Because she is religious, this was a totally natural thing for her, aside from which she genuinely likes meeting new people.
To her ongoing amazement, not only through Shabbat of a Lifetime, she came across people who had never previously encountered a Holocaust survivor, but worse still people who had never even heard of the Holocaust before signing up for a group tour to Israel, in which the itinerary included a visit to Yad Vashem.
So when she hosts Shabbat of a Lifetime, which often includes non-Jews, one of the first questions she ask her guests is whether everyone present has heard of the Holocaust. Then she asks whether they’ve ever met a Holocaust survivor – and very few of them have.
For many, it is their first time in Israel, so she also asks them to state what their aha moment was. Curiously, even for those who are not remotely religious, it’s saying a prayer at the Western Wall, being at Masada and hearing the story of the Maccabees, or in the case of Christians, walking in the footsteps of Jesus. Sometimes when her guests think about their aha experience, they are overcome with emotions and begin to weep.
Israel seems to have that effect on a lot of people who might have previously described themselves as tough cookies.
So between explaining the customs of Shabbat and teaching them a couple of easy Shabbat songs, between dinner courses, she also tells her own story, which has been committed to print through the many interviews she has given and through the book she wrote together with Jerusalem Post columnist Barbara Sofer: A Daughter of Many Mothers. Her story is also available on YouTube as part of a series released by Yad Vashem.

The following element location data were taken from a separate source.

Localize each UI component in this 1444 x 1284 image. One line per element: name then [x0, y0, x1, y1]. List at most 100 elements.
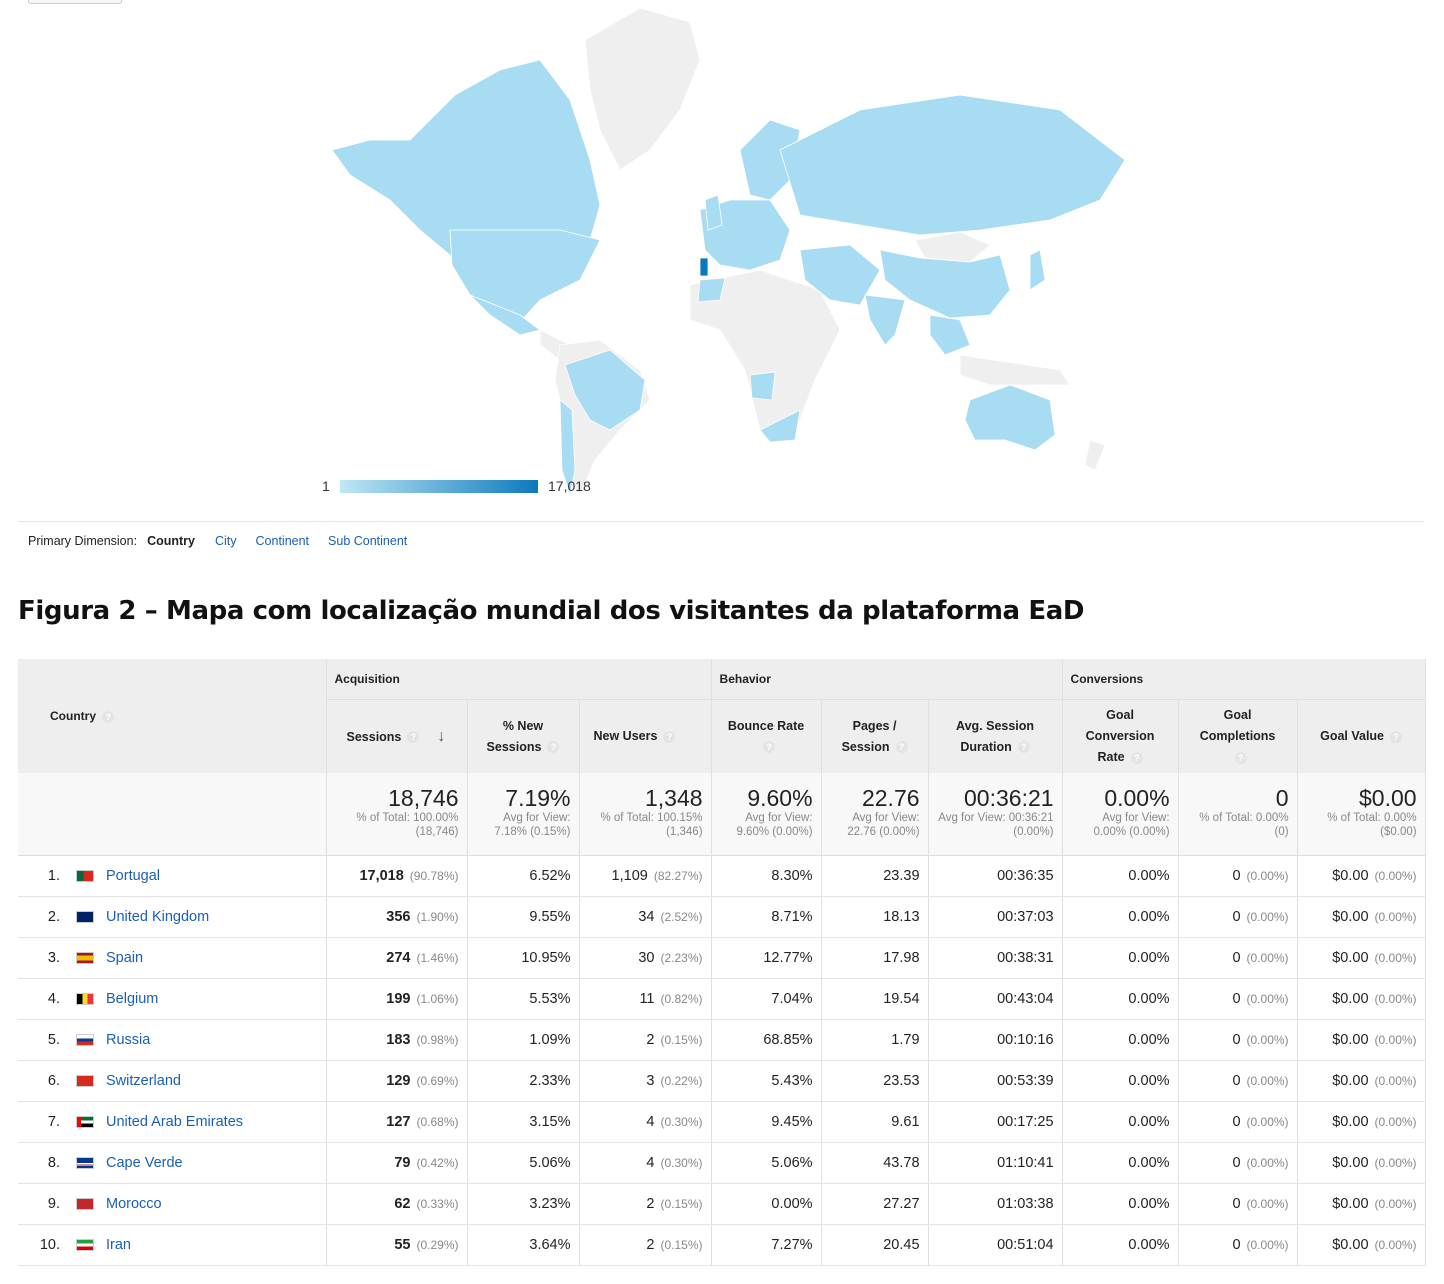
table-row[interactable]: 2. United Kingdom 356 (1.90%) 9.55% 34 (2.52%)…	[18, 896, 1426, 938]
completions-cell: 0 (0.00%)	[1178, 855, 1298, 897]
duration-cell: 00:38:31	[928, 937, 1063, 979]
totals-pages: 22.76 Avg for View: 22.76 (0.00%)	[821, 773, 929, 856]
sessions-cell: 274 (1.46%)	[326, 937, 468, 979]
help-icon[interactable]: ?	[1234, 751, 1247, 764]
new-sessions-cell: 6.52%	[467, 855, 580, 897]
bounce-rate-column-header[interactable]: Bounce Rate?	[711, 699, 822, 773]
dimension-option-sub-continent[interactable]: Sub Continent	[328, 534, 407, 548]
new-sessions-cell: 3.15%	[467, 1101, 580, 1143]
new-users-header-label: New Users	[593, 729, 658, 743]
country-column-header[interactable]: Country?	[18, 659, 327, 773]
bounce-header-label: Bounce Rate	[727, 718, 805, 733]
row-index: 10.	[39, 1237, 60, 1253]
sessions-value: 274	[386, 950, 411, 966]
country-cell: 6. Switzerland	[18, 1060, 327, 1102]
help-icon[interactable]: ?	[102, 710, 114, 723]
value-cell: $0.00 (0.00%)	[1297, 1183, 1426, 1225]
country-link[interactable]: Portugal	[106, 868, 160, 884]
country-link[interactable]: Switzerland	[106, 1073, 181, 1089]
new-users-pct: (2.23%)	[660, 951, 703, 965]
help-icon[interactable]: ?	[1130, 751, 1143, 764]
value-pct: (0.00%)	[1374, 910, 1417, 924]
pages-cell: 19.54	[821, 978, 929, 1020]
totals-bounce: 9.60% Avg for View: 9.60% (0.00%)	[711, 773, 822, 856]
new-sessions-cell: 1.09%	[467, 1019, 580, 1061]
dimension-option-city[interactable]: City	[215, 534, 237, 548]
bounce-cell: 7.04%	[711, 978, 822, 1020]
help-icon[interactable]: ?	[407, 731, 420, 744]
help-icon[interactable]: ?	[1017, 741, 1030, 754]
country-cell: 5. Russia	[18, 1019, 327, 1061]
goal-completions-column-header[interactable]: Goal Completions?	[1178, 699, 1298, 773]
table-row[interactable]: 5. Russia 183 (0.98%) 1.09% 2 (0.15%) 68.85% 1.7…	[18, 1019, 1426, 1061]
spain-flag	[76, 952, 94, 965]
country-link[interactable]: United Arab Emirates	[106, 1114, 243, 1130]
goal-value-column-header[interactable]: Goal Value?	[1297, 699, 1426, 773]
completions-cell: 0 (0.00%)	[1178, 937, 1298, 979]
table-row[interactable]: 6. Switzerland 129 (0.69%) 2.33% 3 (0.22%) 5.43…	[18, 1060, 1426, 1102]
dimension-option-continent[interactable]: Continent	[256, 534, 310, 548]
help-icon[interactable]: ?	[895, 741, 908, 754]
totals-new-sessions: 7.19% Avg for View: 7.18% (0.15%)	[467, 773, 580, 856]
country-link[interactable]: Morocco	[106, 1196, 162, 1212]
sessions-column-header[interactable]: Sessions? ↓	[326, 699, 468, 773]
totals-completions-sub: % of Total: 0.00% (0)	[1199, 812, 1289, 838]
map-region-usa	[449, 229, 601, 323]
country-link[interactable]: Belgium	[106, 991, 158, 1007]
new-users-pct: (0.15%)	[660, 1033, 703, 1047]
totals-pages-sub: Avg for View: 22.76 (0.00%)	[847, 812, 920, 838]
totals-row: 18,746% of Total: 100.00% (18,746) 7.19%…	[18, 773, 1426, 856]
table-row[interactable]: 9. Morocco 62 (0.33%) 3.23% 2 (0.15%) 0.00% 27.2…	[18, 1183, 1426, 1225]
bounce-cell: 5.43%	[711, 1060, 822, 1102]
totals-value-value: $0.00	[1359, 785, 1417, 811]
conv-rate-cell: 0.00%	[1062, 896, 1179, 938]
value-cell: $0.00 (0.00%)	[1297, 978, 1426, 1020]
goal-value: $0.00	[1332, 909, 1369, 925]
help-icon[interactable]: ?	[763, 741, 776, 754]
sessions-cell: 183 (0.98%)	[326, 1019, 468, 1061]
table-row[interactable]: 7. United Arab Emirates 127 (0.68%) 3.15% 4 (0…	[18, 1101, 1426, 1143]
help-icon[interactable]: ?	[663, 730, 676, 743]
conv-rate-cell: 0.00%	[1062, 978, 1179, 1020]
totals-new-sessions-value: 7.19%	[505, 785, 571, 811]
help-icon[interactable]: ?	[547, 741, 560, 754]
table-row[interactable]: 8. Cape Verde 79 (0.42%) 5.06% 4 (0.30%) 5.06% 4…	[18, 1142, 1426, 1184]
pages-cell: 1.79	[821, 1019, 929, 1061]
sessions-value: 129	[386, 1073, 411, 1089]
sessions-cell: 356 (1.90%)	[326, 896, 468, 938]
country-link[interactable]: Cape Verde	[106, 1155, 183, 1171]
country-link[interactable]: United Kingdom	[106, 909, 209, 925]
value-pct: (0.00%)	[1374, 1238, 1417, 1252]
help-icon[interactable]: ?	[1390, 730, 1403, 743]
table-row[interactable]: 1. Portugal 17,018 (90.78%) 6.52% 1,109 (82.27…	[18, 855, 1426, 897]
avg-duration-column-header[interactable]: Avg. Session Duration?	[928, 699, 1063, 773]
country-link[interactable]: Iran	[106, 1237, 131, 1253]
table-row[interactable]: 4. Belgium 199 (1.06%) 5.53% 11 (0.82%) 7.04% 19…	[18, 978, 1426, 1020]
completions-pct: (0.00%)	[1246, 992, 1289, 1006]
totals-new-users-value: 1,348	[644, 785, 703, 811]
sessions-cell: 79 (0.42%)	[326, 1142, 468, 1184]
totals-conv-rate-sub: Avg for View: 0.00% (0.00%)	[1093, 812, 1170, 838]
belgium-flag	[76, 993, 94, 1006]
row-index: 1.	[47, 868, 60, 884]
sort-desc-icon[interactable]: ↓	[437, 728, 445, 745]
country-link[interactable]: Spain	[106, 950, 143, 966]
completions-pct: (0.00%)	[1246, 951, 1289, 965]
new-users-pct: (0.15%)	[660, 1197, 703, 1211]
new-sessions-column-header[interactable]: % New Sessions?	[467, 699, 580, 773]
country-link[interactable]: Russia	[106, 1032, 150, 1048]
group-acquisition: Acquisition	[326, 659, 712, 700]
divider	[18, 521, 1424, 522]
goal-conversion-rate-column-header[interactable]: Goal Conversion Rate?	[1062, 699, 1179, 773]
pages-session-column-header[interactable]: Pages / Session?	[821, 699, 929, 773]
table-row[interactable]: 10. Iran 55 (0.29%) 3.64% 2 (0.15%) 7.27% 20.45 0…	[18, 1224, 1426, 1266]
new-users-column-header[interactable]: New Users?	[579, 699, 712, 773]
totals-value-sub: % of Total: 0.00% ($0.00)	[1327, 812, 1417, 838]
new-users-pct: (0.82%)	[660, 992, 703, 1006]
cape-verde-flag	[76, 1157, 94, 1170]
sessions-pct: (90.78%)	[409, 869, 459, 883]
table-row[interactable]: 3. Spain 274 (1.46%) 10.95% 30 (2.23%) 12.77% 17…	[18, 937, 1426, 979]
map-region-greenland	[584, 7, 701, 171]
new-users-cell: 34 (2.52%)	[579, 896, 712, 938]
completions-pct: (0.00%)	[1246, 1156, 1289, 1170]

Many of the people who come to her home maintain contact with her and come back on subsequent visits to Israel, bringing friends and acquaintances with them. They purchase her book and they call up her story on YouTube, but it’s not the same as talking to her.
Some of the groups that she had lined up for the first half of this year were obviously unable to come to Israel, and some of the members who have been before were deeply disappointed that they would miss out on seeing her.

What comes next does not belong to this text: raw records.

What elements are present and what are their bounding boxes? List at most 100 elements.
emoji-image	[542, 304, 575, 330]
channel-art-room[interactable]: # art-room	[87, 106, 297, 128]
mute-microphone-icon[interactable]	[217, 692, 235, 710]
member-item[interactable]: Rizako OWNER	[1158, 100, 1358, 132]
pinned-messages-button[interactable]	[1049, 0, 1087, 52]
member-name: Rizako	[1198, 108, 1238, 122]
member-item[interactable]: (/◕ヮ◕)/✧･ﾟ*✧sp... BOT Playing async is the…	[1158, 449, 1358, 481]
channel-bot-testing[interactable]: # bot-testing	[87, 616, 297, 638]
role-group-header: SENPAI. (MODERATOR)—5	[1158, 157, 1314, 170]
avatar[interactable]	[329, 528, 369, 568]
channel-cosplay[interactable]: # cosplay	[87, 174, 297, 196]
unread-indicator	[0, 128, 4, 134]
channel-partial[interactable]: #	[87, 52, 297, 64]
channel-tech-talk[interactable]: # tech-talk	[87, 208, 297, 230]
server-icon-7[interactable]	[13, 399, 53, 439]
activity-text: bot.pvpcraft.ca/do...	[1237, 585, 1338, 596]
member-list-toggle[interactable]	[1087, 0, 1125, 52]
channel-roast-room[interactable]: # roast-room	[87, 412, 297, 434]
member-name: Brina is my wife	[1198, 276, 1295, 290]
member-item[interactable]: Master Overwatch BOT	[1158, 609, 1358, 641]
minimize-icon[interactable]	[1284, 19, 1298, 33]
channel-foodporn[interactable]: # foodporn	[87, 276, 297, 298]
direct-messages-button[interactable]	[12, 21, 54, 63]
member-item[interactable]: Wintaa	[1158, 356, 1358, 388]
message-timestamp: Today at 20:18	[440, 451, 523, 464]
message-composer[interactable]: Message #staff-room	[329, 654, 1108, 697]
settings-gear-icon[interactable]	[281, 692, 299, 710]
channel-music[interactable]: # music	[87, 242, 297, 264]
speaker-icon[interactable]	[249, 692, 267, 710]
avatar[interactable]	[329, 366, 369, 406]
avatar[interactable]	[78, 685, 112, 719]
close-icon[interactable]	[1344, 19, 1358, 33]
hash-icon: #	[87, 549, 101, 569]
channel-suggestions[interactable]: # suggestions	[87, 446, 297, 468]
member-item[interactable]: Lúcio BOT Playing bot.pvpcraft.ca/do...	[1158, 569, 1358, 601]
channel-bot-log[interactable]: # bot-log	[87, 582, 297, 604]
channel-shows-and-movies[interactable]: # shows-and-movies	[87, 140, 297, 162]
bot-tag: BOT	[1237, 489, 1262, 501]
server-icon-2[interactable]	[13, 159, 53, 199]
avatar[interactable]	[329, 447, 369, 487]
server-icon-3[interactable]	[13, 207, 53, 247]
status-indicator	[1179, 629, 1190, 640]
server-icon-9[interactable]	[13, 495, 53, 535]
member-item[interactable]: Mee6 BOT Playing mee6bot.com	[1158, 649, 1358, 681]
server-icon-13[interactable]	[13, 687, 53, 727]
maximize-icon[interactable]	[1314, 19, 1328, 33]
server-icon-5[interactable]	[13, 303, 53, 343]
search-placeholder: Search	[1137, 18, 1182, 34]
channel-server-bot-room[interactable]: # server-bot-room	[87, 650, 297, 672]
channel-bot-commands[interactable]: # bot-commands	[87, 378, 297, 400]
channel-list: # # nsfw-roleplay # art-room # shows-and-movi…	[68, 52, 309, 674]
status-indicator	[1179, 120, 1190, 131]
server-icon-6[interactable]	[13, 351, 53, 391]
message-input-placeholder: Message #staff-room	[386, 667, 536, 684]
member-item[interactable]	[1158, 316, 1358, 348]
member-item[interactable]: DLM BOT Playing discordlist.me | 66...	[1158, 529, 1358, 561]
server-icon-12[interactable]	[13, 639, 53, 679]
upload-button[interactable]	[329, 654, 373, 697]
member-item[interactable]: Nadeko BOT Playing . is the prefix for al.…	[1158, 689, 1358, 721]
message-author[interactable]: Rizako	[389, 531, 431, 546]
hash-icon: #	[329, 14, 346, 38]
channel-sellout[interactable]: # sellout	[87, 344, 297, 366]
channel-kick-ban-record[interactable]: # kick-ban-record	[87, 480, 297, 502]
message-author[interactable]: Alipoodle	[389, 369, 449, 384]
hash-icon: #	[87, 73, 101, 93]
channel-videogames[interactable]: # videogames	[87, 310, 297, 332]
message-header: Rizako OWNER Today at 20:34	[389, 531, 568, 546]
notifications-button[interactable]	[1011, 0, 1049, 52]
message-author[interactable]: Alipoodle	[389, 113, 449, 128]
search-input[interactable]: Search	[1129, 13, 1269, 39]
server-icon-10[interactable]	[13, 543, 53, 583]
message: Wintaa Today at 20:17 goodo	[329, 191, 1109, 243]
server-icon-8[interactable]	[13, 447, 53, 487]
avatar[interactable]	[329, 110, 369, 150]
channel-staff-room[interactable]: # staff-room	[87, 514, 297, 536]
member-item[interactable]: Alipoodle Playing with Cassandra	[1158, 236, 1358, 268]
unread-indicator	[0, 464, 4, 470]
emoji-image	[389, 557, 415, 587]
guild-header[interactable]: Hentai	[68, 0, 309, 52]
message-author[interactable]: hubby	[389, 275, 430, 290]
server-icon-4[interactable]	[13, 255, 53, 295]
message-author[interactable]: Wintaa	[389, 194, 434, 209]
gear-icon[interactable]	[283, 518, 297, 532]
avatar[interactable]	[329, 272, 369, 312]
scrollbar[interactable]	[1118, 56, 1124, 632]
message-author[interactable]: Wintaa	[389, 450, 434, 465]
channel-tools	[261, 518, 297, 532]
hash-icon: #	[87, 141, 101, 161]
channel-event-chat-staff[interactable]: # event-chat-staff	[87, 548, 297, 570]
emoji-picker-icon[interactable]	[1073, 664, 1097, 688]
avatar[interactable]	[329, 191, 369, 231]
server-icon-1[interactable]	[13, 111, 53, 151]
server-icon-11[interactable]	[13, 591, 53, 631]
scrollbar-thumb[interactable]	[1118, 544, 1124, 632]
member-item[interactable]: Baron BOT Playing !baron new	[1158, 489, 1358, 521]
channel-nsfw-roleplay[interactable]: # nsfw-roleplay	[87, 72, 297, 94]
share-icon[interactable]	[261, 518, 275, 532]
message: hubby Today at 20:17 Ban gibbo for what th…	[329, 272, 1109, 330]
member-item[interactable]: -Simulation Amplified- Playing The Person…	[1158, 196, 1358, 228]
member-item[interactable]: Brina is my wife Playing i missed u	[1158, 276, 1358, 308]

So Quint, in consultation with Sofer, came up with a solution. She would set her table on Friday afternoon for guests who had wanted to come for Shabbat, and then she would get on to Skype or WhatsApp or Facebook and talk to a group gathered in someone’s home in some overseas destination. They could answer questions and she would answer them. She would go through the whole of the Friday night session on Friday afternoon before Shabbat and that way she could still get both messages across without desecrating the Sabbath.
Sofer, who did considerable research on the book, is available to do these sessions with her when the book is being discussed. Quint is now thinking of doing future Shabbat of a Lifetime or Q&A talks about the Holocaust on Zoom, so that she gets better visual and sound contact with the people with whom she is interacting
Holocaust Remembrance Day comes very soon after Passover, and this will be the first time that she will be alone with her memories, because there will be no memorial ceremony at Yad Vashem where survivors and their families have traditionally gathered in Warsaw Ghetto Square.
This year, the square will be empty or near empty, as will the Knesset plaza the following day, where leading figures of the country recite the names of members of their families who were murdered in the Holocaust.
As with most other annual events this year, there will be a virtual ceremony, but it will not and cannot have the same emotional impact as a plaza full of survivors whom Hitler had wanted and tried to exterminate.
For these survivors coming each year with their children, grandchildren and great-grandchildren, the only time when the revenge is sweeter is when at least one of their grandchildren is there in IDF uniform.